L’affaire fait grand bruit dans la finance new-yorkaise. Goldman Sachs, c’est ce qu’on appelle une banque d'affaires, c'est-à-dire que la société vend des services financiers aux entreprises. Elle les conseille pour effectuer des fusions, pour entrer en bourse, pour monter des financements. Et c’est l’aristocratie du secteur, au point que bon nombre des dirigeants de la firme sont entrés au gouvernement américain. Même en Europe, l’actuel premier ministre italien, Mario Draghi, a lui-même été vice-président de Goldman Sachs.
La pratique de ces institutions privées, c’est de travailler énormément, car le client est roi. Il paye cher pour alimenter les milliards de bénéfices de la banque, il a droit au meilleur service, il ne doit pas attendre. Les jeunes qui sont recrutés chaque année, sortent généralement des meilleures universités américaines, sont donc soumis à un régime très dur.
Ils préparent les dossiers pour les seniors, ceux qui traitent directement avec les clients. En rédigeant des notes, en cherchant de la documentation, en étant un peu les larbins de bureau. Et voilà que certaines de ces jeunes recrues new-yorkaises ont révélé leurs conditions de travail. À la question : combien d’heures avez-vous travaillé cette semaine, ils répondent : 105 heures. Combien de temps dormez-vous en moyenne ? 5 heures. À quelle heure vous couchez-vous ? 3 heures du matin. Avez-vous été victime de harcèlement professionnel : oui à 77%. Vous fixe-t-on des objectifs irréalistes ? Oui, à 100%.
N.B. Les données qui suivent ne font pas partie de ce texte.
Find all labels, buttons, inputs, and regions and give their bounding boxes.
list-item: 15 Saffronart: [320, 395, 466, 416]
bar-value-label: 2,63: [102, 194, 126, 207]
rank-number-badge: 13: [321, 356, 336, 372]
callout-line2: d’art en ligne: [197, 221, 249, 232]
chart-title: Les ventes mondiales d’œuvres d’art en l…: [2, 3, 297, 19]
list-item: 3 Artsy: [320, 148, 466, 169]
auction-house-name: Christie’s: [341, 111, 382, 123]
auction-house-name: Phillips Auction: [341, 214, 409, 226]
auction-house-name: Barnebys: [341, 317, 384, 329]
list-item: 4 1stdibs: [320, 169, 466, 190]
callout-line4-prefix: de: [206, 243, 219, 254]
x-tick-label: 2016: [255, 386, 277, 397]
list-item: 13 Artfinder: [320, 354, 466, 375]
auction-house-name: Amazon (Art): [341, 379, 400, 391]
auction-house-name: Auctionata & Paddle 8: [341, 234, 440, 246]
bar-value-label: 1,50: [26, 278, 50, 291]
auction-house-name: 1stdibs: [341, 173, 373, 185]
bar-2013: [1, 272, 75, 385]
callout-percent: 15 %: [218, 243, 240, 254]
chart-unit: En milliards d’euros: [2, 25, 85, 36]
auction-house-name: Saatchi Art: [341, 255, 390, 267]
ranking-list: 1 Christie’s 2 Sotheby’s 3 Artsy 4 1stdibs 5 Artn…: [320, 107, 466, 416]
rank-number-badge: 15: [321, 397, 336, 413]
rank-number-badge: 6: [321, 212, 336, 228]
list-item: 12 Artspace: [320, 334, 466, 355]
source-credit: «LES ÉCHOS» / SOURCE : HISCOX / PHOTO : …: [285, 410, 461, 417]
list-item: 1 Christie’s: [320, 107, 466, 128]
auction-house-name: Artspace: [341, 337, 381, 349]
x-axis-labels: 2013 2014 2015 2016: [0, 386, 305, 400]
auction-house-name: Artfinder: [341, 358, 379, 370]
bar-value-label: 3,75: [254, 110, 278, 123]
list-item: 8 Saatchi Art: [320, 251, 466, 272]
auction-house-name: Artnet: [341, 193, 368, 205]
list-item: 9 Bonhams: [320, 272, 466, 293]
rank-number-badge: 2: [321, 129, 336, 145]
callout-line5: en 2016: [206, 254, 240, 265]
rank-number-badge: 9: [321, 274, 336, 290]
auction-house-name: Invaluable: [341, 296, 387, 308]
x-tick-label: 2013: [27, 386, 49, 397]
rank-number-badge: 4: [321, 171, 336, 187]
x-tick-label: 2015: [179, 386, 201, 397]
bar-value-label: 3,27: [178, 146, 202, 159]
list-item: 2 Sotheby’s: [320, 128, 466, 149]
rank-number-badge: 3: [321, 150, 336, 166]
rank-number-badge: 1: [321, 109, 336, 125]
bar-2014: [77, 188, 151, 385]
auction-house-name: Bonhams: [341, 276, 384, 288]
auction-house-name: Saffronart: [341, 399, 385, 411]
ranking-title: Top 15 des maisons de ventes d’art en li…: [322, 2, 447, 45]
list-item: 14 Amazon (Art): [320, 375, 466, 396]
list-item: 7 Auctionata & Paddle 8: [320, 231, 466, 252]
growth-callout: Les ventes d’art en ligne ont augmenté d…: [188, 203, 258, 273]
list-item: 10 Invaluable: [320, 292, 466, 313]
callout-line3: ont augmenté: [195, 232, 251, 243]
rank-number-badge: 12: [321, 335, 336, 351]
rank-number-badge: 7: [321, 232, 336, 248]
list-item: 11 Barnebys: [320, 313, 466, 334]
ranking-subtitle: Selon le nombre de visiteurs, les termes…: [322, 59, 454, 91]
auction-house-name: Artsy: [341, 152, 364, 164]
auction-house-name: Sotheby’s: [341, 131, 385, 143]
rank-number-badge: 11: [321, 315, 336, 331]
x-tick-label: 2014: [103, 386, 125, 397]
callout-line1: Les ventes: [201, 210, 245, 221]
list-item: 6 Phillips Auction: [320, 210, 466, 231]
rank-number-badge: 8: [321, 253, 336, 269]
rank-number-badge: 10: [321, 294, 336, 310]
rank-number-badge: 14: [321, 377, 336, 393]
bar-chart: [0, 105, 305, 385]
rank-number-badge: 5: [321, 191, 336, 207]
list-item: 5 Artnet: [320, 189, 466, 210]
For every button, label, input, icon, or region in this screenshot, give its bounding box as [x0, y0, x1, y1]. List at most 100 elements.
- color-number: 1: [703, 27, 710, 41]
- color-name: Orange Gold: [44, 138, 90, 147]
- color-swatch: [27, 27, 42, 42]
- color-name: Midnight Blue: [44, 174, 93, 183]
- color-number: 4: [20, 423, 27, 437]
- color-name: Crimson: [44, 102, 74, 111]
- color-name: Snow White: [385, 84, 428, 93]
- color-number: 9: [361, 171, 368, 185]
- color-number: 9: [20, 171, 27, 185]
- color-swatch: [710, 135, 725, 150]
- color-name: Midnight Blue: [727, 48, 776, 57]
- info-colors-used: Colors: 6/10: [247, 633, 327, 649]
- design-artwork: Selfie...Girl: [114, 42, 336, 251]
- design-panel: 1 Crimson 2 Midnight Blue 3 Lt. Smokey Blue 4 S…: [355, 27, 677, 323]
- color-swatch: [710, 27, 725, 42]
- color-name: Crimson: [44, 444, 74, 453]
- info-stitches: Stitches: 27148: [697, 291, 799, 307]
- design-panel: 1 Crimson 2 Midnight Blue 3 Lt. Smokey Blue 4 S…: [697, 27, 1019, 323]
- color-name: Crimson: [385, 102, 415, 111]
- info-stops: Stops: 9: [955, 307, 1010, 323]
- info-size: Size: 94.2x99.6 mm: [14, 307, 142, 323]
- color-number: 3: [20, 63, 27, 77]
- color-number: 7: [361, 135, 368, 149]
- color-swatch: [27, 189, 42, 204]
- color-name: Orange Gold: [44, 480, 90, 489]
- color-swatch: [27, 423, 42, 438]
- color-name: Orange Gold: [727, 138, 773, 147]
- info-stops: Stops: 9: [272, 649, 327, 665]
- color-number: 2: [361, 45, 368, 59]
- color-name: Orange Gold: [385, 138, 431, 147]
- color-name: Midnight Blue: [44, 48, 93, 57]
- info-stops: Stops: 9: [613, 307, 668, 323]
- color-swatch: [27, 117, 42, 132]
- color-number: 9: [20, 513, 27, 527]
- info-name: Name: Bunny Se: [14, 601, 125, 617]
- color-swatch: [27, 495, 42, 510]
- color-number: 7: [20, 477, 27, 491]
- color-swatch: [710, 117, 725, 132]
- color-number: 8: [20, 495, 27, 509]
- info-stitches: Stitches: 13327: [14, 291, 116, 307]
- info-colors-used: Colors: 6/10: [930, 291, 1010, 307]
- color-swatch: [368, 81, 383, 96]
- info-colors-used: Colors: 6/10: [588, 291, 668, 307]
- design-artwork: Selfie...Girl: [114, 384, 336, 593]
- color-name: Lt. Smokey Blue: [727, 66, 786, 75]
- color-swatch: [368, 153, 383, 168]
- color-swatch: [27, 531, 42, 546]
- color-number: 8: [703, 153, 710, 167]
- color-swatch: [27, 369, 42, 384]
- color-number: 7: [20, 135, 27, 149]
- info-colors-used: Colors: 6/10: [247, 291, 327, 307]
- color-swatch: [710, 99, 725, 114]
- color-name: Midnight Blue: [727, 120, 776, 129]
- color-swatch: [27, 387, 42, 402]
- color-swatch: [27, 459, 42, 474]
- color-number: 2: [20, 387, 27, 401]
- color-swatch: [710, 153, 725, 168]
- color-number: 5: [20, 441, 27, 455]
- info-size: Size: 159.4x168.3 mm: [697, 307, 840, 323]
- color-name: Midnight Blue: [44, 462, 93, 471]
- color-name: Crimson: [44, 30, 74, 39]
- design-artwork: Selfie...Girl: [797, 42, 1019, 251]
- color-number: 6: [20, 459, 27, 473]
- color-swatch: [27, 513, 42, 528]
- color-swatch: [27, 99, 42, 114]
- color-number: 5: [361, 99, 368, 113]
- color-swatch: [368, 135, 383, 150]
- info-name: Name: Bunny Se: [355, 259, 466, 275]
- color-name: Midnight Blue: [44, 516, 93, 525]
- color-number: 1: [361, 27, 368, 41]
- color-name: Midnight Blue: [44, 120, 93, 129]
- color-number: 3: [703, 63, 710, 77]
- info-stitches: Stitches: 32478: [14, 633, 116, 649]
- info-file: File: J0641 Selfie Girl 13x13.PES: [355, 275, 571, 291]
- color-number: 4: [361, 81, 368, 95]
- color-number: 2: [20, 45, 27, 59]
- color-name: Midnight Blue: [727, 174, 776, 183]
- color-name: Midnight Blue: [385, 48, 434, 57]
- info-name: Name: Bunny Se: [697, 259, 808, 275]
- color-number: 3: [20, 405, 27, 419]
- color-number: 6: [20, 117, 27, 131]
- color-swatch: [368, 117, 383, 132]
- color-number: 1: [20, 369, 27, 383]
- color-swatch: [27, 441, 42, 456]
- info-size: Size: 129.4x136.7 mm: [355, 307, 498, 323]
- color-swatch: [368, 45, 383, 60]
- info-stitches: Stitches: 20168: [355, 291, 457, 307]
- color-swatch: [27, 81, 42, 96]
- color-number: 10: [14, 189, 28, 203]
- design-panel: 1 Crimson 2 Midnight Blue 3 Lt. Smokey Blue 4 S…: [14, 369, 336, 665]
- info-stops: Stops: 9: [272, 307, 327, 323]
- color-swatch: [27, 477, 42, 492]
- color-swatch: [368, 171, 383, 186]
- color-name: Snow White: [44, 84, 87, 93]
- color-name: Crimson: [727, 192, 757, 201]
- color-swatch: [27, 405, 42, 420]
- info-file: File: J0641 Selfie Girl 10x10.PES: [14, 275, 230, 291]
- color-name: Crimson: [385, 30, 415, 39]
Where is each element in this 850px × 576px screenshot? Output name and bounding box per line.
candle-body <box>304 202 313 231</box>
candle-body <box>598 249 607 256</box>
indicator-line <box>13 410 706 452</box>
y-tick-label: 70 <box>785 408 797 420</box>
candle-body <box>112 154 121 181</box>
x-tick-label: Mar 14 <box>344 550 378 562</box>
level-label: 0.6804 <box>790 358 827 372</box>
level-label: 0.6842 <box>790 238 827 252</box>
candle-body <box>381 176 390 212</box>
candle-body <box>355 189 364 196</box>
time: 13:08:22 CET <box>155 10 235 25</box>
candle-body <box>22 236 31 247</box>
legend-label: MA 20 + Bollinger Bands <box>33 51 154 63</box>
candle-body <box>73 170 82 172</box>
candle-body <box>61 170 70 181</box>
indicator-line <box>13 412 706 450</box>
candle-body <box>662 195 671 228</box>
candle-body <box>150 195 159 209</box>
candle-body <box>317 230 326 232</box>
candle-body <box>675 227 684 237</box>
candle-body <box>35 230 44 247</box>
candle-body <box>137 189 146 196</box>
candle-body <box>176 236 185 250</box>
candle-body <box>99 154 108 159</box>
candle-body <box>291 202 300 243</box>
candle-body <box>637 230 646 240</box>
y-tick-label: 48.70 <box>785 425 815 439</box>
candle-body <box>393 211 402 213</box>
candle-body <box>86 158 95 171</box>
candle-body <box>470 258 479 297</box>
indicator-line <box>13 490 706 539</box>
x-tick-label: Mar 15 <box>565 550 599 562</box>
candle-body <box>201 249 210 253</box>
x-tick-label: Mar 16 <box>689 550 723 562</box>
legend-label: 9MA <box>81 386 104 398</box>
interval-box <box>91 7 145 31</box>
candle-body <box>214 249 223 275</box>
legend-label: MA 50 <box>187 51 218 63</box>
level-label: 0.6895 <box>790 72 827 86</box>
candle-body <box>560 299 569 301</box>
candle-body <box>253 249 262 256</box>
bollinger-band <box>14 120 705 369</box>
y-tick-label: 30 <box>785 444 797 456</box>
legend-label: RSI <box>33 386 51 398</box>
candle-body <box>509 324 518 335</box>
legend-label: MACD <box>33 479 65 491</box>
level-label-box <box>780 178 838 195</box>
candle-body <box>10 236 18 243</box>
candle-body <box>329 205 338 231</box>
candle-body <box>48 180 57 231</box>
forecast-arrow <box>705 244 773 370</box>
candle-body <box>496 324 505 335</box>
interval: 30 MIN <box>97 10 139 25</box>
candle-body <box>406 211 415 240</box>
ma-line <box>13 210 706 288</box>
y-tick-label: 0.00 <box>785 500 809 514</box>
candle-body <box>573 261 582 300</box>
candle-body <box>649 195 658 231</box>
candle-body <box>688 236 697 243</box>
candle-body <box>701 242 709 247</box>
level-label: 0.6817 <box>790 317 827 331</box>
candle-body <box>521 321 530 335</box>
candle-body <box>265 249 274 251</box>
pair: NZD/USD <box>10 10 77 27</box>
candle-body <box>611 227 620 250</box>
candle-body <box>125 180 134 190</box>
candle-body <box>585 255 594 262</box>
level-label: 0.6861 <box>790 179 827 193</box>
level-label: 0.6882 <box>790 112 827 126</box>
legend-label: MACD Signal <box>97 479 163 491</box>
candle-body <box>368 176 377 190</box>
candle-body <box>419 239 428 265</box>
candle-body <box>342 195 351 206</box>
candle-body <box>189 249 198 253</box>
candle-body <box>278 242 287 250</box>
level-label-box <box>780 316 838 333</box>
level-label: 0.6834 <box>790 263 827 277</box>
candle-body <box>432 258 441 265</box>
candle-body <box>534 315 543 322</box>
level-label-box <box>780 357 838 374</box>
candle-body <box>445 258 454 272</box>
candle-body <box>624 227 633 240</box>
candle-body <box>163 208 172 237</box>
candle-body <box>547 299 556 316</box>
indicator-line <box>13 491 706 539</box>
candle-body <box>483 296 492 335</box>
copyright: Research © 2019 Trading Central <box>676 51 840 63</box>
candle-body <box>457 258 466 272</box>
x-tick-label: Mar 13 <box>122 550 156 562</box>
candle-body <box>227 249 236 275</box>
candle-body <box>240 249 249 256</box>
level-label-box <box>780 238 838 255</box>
C’est une sorte d’exploitation, avec de très bons salaires. Un jeune gagne vite 100.000 dollars par an, ça fait 7.000 euros par mois, et après ça peut progresser très vite et très fort. C’est en réalité le télétravail qui a déclenché cette fronde, parce que la frontière entre vie pro et vie privée se brouille, et rend la pression encore plus dure à supporter. Et surtout, c’est symptomatique d’une nouvelle génération, les moins de 30 ans, qui ne veulent pas laisser leur peau au bureau. Laisser leur peau, c’est à peine exagéré, il y a quelques années, un stagiaire de Bank of America est mort d’une crise d’épilepsie probablement liée au stress.
David Salomon, le patron de la banque, a prodigué quelques paroles consolatrices, tout en réaffirmant le message-clé : il faut se défoncer pour le client. Et il a annoncé que désormais on tâcherait de respecter l’interdiction de travail le samedi. Les jeunes banquiers n’étaient pas trop gourmands, ils demandaient juste la semaine de 80 heures maximum !
Les pratiques bougent quand même à Wall Street. La nouvelle patronne d’une très grande banque, Citi, envisage d’interdire les réunions vidéo le vendredi, et exhorte ses salariés à prendre des vacances. Une autre banque d’affaires, Jeffreys, vient de dépenser plusieurs millions pour offrir à ses équipes un miroir magique qui permet de faire du sport avec coach, chez soi ! Bon, on n’est pas encore aux 35 heures, il faudrait que Goldman Sachs recrute Martine Aubry comme conseiller spécial.